Fox-Bossard said the girls have never been forced into doing anything, but they are curious and ask a lot of questions. From there, ideas for Facebook shows are born.

“Bret [the girls’ father] and I expose them to things on the farm. We try to slow down and educate them,” she said.

Brynley said she’ll write what she wants to say on the show and “then I practice in the car. Some are a little hard,” she said.

“It’s life lessons for the kids,” Fox-Bossard said. “And it gives us more time to spend together.”

Emma Andrew-Swarthout, director of dairy industry image for the American Dairy Association North East, said children being involved in speaking to consumers is a win-win for everyone. She said dairy groups are trying to do more engagement with Gen Z (those ages 10 to 21) and youngsters could be just the ticket.

“Data are showing they are our next big consumer group,” Andrew-Swarthout said. “They have greater concern about the environment, greater concern about social responsibility. With peer-to-peer discussion, they could learn more from people their own age.”

Sometimes it can be as simple as being seen eating or drinking a particular product. Andrew-Swarthout said Gabby Taylor, a senior in high school, has her own Instagram page, @DairyDilemmaTruths, that discusses dairy.

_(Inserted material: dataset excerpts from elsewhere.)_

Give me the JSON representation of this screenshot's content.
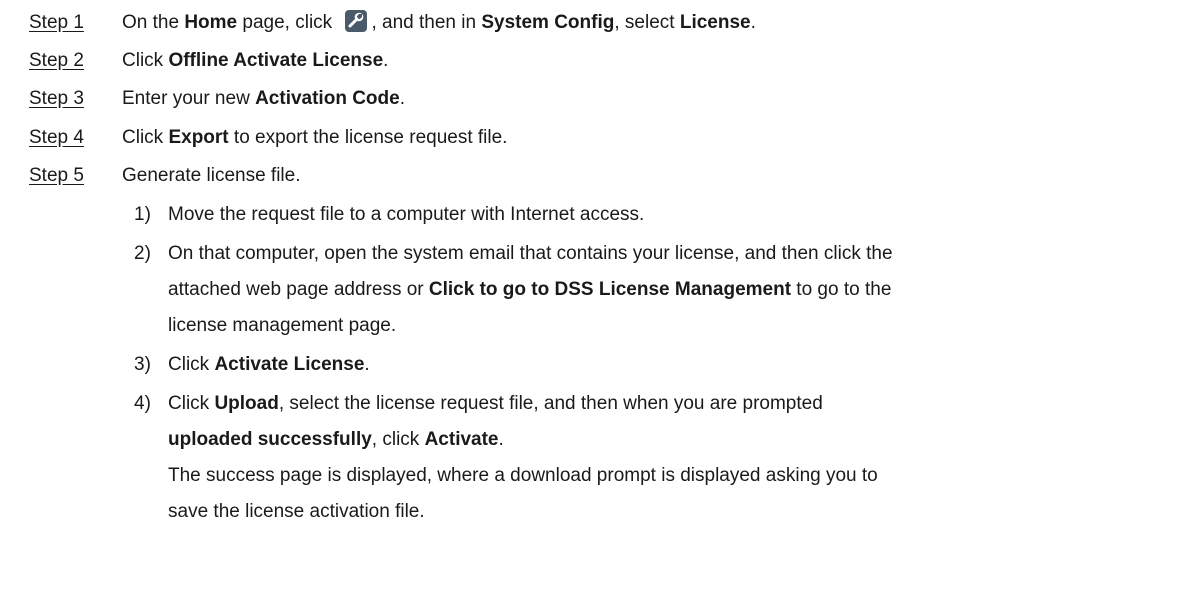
{
  "steps": [
    {
      "label": "Step 1",
      "t1": "On the ",
      "b1": "Home",
      "t2": " page, click ",
      "icon": "settings-tool-icon",
      "t3": ", and then in ",
      "b2": "System Config",
      "t4": ", select ",
      "b3": "License",
      "t5": "."
    },
    {
      "label": "Step 2",
      "t1": "Click ",
      "b1": "Offline Activate License",
      "t2": "."
    },
    {
      "label": "Step 3",
      "t1": "Enter your new ",
      "b1": "Activation Code",
      "t2": "."
    },
    {
      "label": "Step 4",
      "t1": "Click ",
      "b1": "Export",
      "t2": " to export the license request file."
    },
    {
      "label": "Step 5",
      "t1": "Generate license file."
    }
  ],
  "substeps": [
    {
      "num": "1)",
      "t1": "Move the request file to a computer with Internet access."
    },
    {
      "num": "2)",
      "line1": "On that computer, open the system email that contains your license, and then click the",
      "line2_t1": "attached web page address or ",
      "line2_b1": "Click to go to DSS License Management",
      "line2_t2": " to go to the",
      "line3": "license management page."
    },
    {
      "num": "3)",
      "t1": "Click ",
      "b1": "Activate License",
      "t2": "."
    },
    {
      "num": "4)",
      "line1_t1": "Click ",
      "line1_b1": "Upload",
      "line1_t2": ", select the license request file, and then when you are prompted",
      "line2_b1": "uploaded successfully",
      "line2_t1": ", click ",
      "line2_b2": "Activate",
      "line2_t2": ".",
      "result_line1": "The success page is displayed, where a download prompt is displayed asking you to",
      "result_line2": "save the license activation file."
    }
  ],
  "colors": {
    "text": "#1a1a1a",
    "icon_bg": "#4a5a6a"
  }
}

Taylor is also an athlete and often brings bottles of chocolate milk to practice to refuel after a tough workout.

“She is saying ‘I work on a farm and I know this is a great product,’” Andrew-Swarthout said. “It’s a great avenue to talk to peers.”

She added that kids also do a much better job talking to people without farm jargon, using simple words to explain what’s happening on the farm. “They are very consumer-minded,” she said.

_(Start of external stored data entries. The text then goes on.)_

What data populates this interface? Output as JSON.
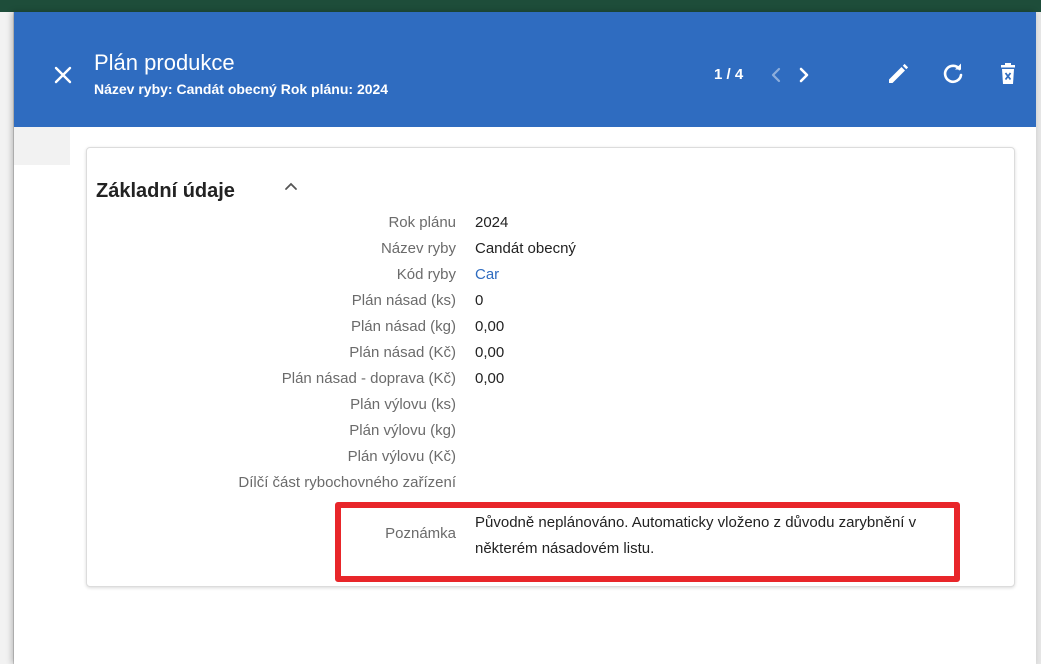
{
  "dialog": {
    "title": "Plán produkce",
    "subtitle": "Název ryby: Candát obecný Rok plánu: 2024",
    "pager": "1 / 4"
  },
  "icons": {
    "close": "close-icon",
    "prev": "chevron-left-icon",
    "next": "chevron-right-icon",
    "edit": "pencil-icon",
    "refresh": "refresh-icon",
    "delete": "delete-icon",
    "collapse": "chevron-up-icon"
  },
  "section": {
    "title": "Základní údaje"
  },
  "fields": [
    {
      "label": "Rok plánu",
      "value": "2024"
    },
    {
      "label": "Název ryby",
      "value": "Candát obecný"
    },
    {
      "label": "Kód ryby",
      "value": "Car"
    },
    {
      "label": "Plán násad (ks)",
      "value": "0"
    },
    {
      "label": "Plán násad (kg)",
      "value": "0,00"
    },
    {
      "label": "Plán násad (Kč)",
      "value": "0,00"
    },
    {
      "label": "Plán násad - doprava (Kč)",
      "value": "0,00"
    },
    {
      "label": "Plán výlovu (ks)",
      "value": ""
    },
    {
      "label": "Plán výlovu (kg)",
      "value": ""
    },
    {
      "label": "Plán výlovu (Kč)",
      "value": ""
    },
    {
      "label": "Dílčí část rybochovného zařízení",
      "value": ""
    }
  ],
  "note": {
    "label": "Poznámka",
    "value": "Původně neplánováno. Automaticky vloženo z důvodu zarybnění v některém násadovém listu."
  },
  "colors": {
    "header": "#2f6cc0",
    "link": "#2f6cc0",
    "highlight": "#e8262a"
  }
}
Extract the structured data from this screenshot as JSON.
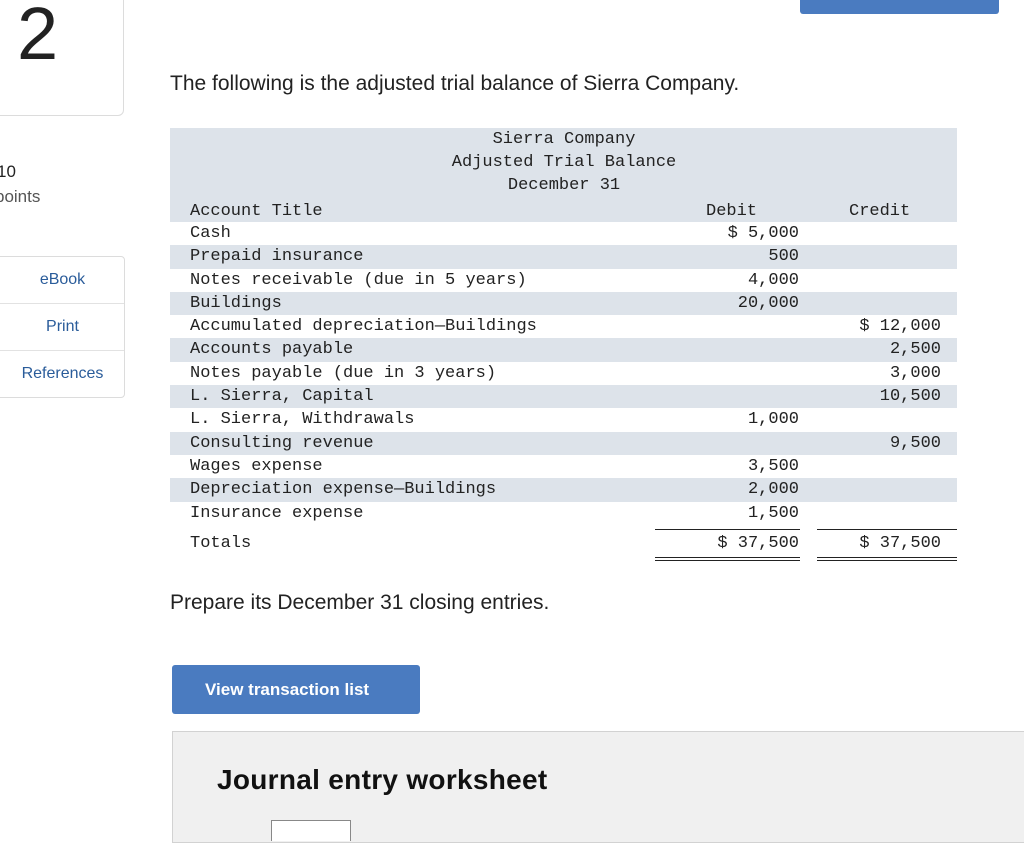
{
  "sidebar": {
    "question_number": "2",
    "points_value": "10",
    "points_label": "points",
    "menu": [
      {
        "label": "eBook"
      },
      {
        "label": "Print"
      },
      {
        "label": "References"
      }
    ]
  },
  "intro_text": "The following is the adjusted trial balance of Sierra Company.",
  "trial_balance": {
    "company": "Sierra Company",
    "title": "Adjusted Trial Balance",
    "date": "December 31",
    "col_account": "Account Title",
    "col_debit": "Debit",
    "col_credit": "Credit",
    "rows": [
      {
        "account": "Cash",
        "debit": "$ 5,000",
        "credit": ""
      },
      {
        "account": "Prepaid insurance",
        "debit": "500",
        "credit": ""
      },
      {
        "account": "Notes receivable (due in 5 years)",
        "debit": "4,000",
        "credit": ""
      },
      {
        "account": "Buildings",
        "debit": "20,000",
        "credit": ""
      },
      {
        "account": "Accumulated depreciation—Buildings",
        "debit": "",
        "credit": "$ 12,000"
      },
      {
        "account": "Accounts payable",
        "debit": "",
        "credit": "2,500"
      },
      {
        "account": "Notes payable (due in 3 years)",
        "debit": "",
        "credit": "3,000"
      },
      {
        "account": "L. Sierra, Capital",
        "debit": "",
        "credit": "10,500"
      },
      {
        "account": "L. Sierra, Withdrawals",
        "debit": "1,000",
        "credit": ""
      },
      {
        "account": "Consulting revenue",
        "debit": "",
        "credit": "9,500"
      },
      {
        "account": "Wages expense",
        "debit": "3,500",
        "credit": ""
      },
      {
        "account": "Depreciation expense—Buildings",
        "debit": "2,000",
        "credit": ""
      },
      {
        "account": "Insurance expense",
        "debit": "1,500",
        "credit": ""
      }
    ],
    "totals": {
      "label": "Totals",
      "debit": "$ 37,500",
      "credit": "$ 37,500"
    }
  },
  "prompt_text": "Prepare its December 31 closing entries.",
  "view_button_label": "View transaction list",
  "worksheet_title": "Journal entry worksheet"
}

Brynley said she sometimes gets nervous doing “Fun Farm Facts Friday,” but in the end “it’s fun.” She expanded her dairy marketing this summer when she answered visitors’ questions at the Dairy Cow Birthing Center at the Great New York State Fair. With microphone in hand, she helped her dad with questions like “What is a heifer?” and “What happens after the calf is born?” and “How long is a cow pregnant?”

She and Raegan also welcomed and talked to nearly 1,000 people at Barbland Dairy for OnFarmFest, an annual Onondaga County event in which different types of farms in the county open their doors to visitors so they can see their operations and learn about where their food comes from.

“I like to teach people about agriculture and farming,” Brynley said. “We’re a team in getting the word out,” her mom added.